Physical/Mental Limitations and Communication and Coordination have a significant impact on the occurrence of Decision Errors. Physical or mental limitations can increase the probability of decision errors to 4.1 times (OR = 4.083). Communication and coordination can increase the probability of decision errors to 4 times (OR = 4.000). Physical/mental limitation refers to a lack of experience and the ability of employees to function in complex situations. Communication and coordination refers to insufficient cooperation among team members and lack of information exchange between superiors and subordinates. If these two factors are defective, it will inevitably lead to decision errors under different situations. Decision errors mainly refer to emergency judgment errors, emergency response errors, improper selection, problem handling errors, etc. In addition, the technological environment also has a significant impact on skill-based errors (OR = 9.000). A poor technological environment may lead workers to be unfamiliar with important equipment and ignore operational details, resulting in skill-based errors.
5.4. Unsafe Acts
Unsafe Acts includes Skill-based Errors, Decision Errors, Perceptual Errors and Violations. According to the statistics of unsafe acts in 42 hazardous chemicals storage accidents, violations by front-line workers account for the largest proportion, reaching 85.714%, followed by decision errors and skill-based errors, accounting for 52.381% and 47.619% respectively, and finally perceptual errors, accounting for 7.143%. Violations mainly refer to the violation of the existing rules and various safety operating procedures and risky operations of front-line workers.

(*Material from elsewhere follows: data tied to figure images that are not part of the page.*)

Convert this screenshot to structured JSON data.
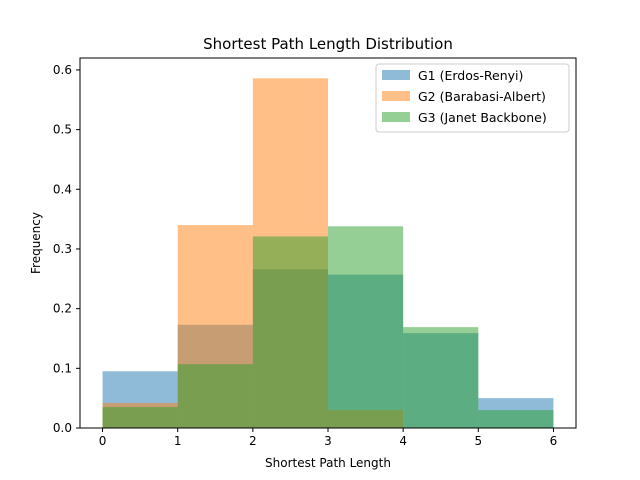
{
  "chart_data": {
    "type": "bar",
    "title": "Shortest Path Length Distribution",
    "xlabel": "Shortest Path Length",
    "ylabel": "Frequency",
    "xlim": [
      -0.3,
      6.3
    ],
    "ylim": [
      0,
      0.62
    ],
    "xticks": [
      0,
      1,
      2,
      3,
      4,
      5,
      6
    ],
    "yticks": [
      0.0,
      0.1,
      0.2,
      0.3,
      0.4,
      0.5,
      0.6
    ],
    "xtick_labels": [
      "0",
      "1",
      "2",
      "3",
      "4",
      "5",
      "6"
    ],
    "ytick_labels": [
      "0.0",
      "0.1",
      "0.2",
      "0.3",
      "0.4",
      "0.5",
      "0.6"
    ],
    "bin_edges": [
      0,
      1,
      2,
      3,
      4,
      5,
      6
    ],
    "legend_position": "top-right",
    "grid": false,
    "series": [
      {
        "name": "G1 (Erdos-Renyi)",
        "color": "#1f77b4",
        "alpha": 0.5,
        "values": [
          0.095,
          0.173,
          0.266,
          0.257,
          0.159,
          0.05
        ]
      },
      {
        "name": "G2 (Barabasi-Albert)",
        "color": "#ff7f0e",
        "alpha": 0.5,
        "values": [
          0.042,
          0.34,
          0.586,
          0.03,
          0.0,
          0.0
        ]
      },
      {
        "name": "G3 (Janet Backbone)",
        "color": "#2ca02c",
        "alpha": 0.5,
        "values": [
          0.035,
          0.107,
          0.321,
          0.338,
          0.169,
          0.03
        ]
      }
    ]
  }
}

Decision errors refer to the errors caused by improper employee estimation of the situation, including three main types of errors in emergency situations: process errors, selection errors and problem-solving errors. Skill-based error refers to mistakes in skill-related behaviors of employees, mainly including poor operation technology, blind operation blind, improper use of PPE, etc. Perceptual errors are manifested by individual cognition and actual conditions such as visual errors, information understanding errors, wrong directions, etc.
According to the above analysis, the main factors leading to unsafe acts of employees are personal readiness, communication and coordination, and technological environment, whereas unsafe acts are primarily reflected in violations and decision errors. Therefore, managers should enhance training on professional knowledge and skills for front-line operators, improve the professional development of employees, and assure good job preparation to reduce the possibility of unsafe behaviors.